Every fact is a mirror for the trader. People love to recognize themselves in the weaknesses of others.

📌 1. 80% of traders close profitable trades too early — and hold losing ones too long

This is the effect of emotional equilibrium disruption: the pain of loss is stronger than the joy of profit (loss aversion effect).

👉 Lesson: Learn to lose — in order to start earning.

📌 2. Most traders consider themselves better than average

This is the cognitive distortion of the 'better-than-average effect' — the same illusion that drives beginners to jump into futures on the second day.

👉 Lesson: Ego destroys more deposits than the market.

📌 3. Successful traders are more likely to acknowledge their mistakes than beginners

This is the paradox of adaptive modesty. Market gurus are the least loud, least confident — and the most stable.

👉 Lesson: In trading, flexibility wins over self-confidence.

📌 4. Excessive control over the market causes anxiety and losses

This is an illusion of control: a trader thinks that the number of screens and the volume of charts = control over the outcome.

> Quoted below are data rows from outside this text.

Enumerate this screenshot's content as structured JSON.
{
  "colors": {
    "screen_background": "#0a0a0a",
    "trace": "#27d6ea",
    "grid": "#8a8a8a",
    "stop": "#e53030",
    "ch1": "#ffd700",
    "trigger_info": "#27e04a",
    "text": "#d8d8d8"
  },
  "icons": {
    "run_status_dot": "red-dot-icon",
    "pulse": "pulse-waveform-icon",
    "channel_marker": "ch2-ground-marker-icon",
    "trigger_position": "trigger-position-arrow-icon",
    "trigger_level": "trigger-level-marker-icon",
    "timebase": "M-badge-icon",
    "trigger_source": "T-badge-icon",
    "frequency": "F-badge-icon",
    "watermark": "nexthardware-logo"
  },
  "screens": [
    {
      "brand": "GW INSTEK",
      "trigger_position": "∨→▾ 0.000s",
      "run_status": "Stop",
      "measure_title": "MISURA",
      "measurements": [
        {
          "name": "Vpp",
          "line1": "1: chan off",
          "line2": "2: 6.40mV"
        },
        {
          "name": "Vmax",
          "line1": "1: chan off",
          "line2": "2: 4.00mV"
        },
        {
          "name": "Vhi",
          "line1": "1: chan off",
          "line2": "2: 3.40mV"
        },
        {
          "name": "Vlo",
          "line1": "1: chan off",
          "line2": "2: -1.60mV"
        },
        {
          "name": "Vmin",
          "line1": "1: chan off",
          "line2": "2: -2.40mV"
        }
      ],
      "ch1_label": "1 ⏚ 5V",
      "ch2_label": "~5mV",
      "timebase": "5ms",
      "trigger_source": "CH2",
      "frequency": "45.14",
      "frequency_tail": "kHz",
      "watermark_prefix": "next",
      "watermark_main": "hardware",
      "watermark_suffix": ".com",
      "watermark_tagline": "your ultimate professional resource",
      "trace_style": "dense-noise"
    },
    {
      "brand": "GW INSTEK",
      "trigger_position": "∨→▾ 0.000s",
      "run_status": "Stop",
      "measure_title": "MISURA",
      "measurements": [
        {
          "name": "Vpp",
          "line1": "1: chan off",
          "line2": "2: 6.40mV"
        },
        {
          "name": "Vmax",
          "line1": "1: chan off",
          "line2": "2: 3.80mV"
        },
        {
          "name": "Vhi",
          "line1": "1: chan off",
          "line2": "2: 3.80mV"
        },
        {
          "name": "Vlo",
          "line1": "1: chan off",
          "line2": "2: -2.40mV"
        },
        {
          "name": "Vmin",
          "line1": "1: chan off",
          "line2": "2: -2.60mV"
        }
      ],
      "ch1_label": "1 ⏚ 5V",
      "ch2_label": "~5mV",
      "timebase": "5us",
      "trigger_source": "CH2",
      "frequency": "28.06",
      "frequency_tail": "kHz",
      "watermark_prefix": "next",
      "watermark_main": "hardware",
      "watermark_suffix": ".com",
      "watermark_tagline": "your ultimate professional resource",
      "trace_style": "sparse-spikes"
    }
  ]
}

👉 Lesson: Your control is risk and discipline, not more monitors.

📌 5. Traders risk the most after a series of wins

This is the hot hand effect: the illusion that 'I'm lucky right now' → over-leverage → crash.

👉 Lesson: Never trade under the high of success.

📌 6. Most traders change their strategy immediately after a few losses

This is the trap of short-term thinking — instead of systematic checking, they flee into chaos.

👉 Lesson: The market rewards those who stick to their plan.

📌 7. 'Fear of missing out' is the main reason for impulsive entries

This is FOMO, but with a deep foundation — the fear of being left out of the game, losing the 'opportunity of a lifetime'.

👉 Lesson: No position is also a position.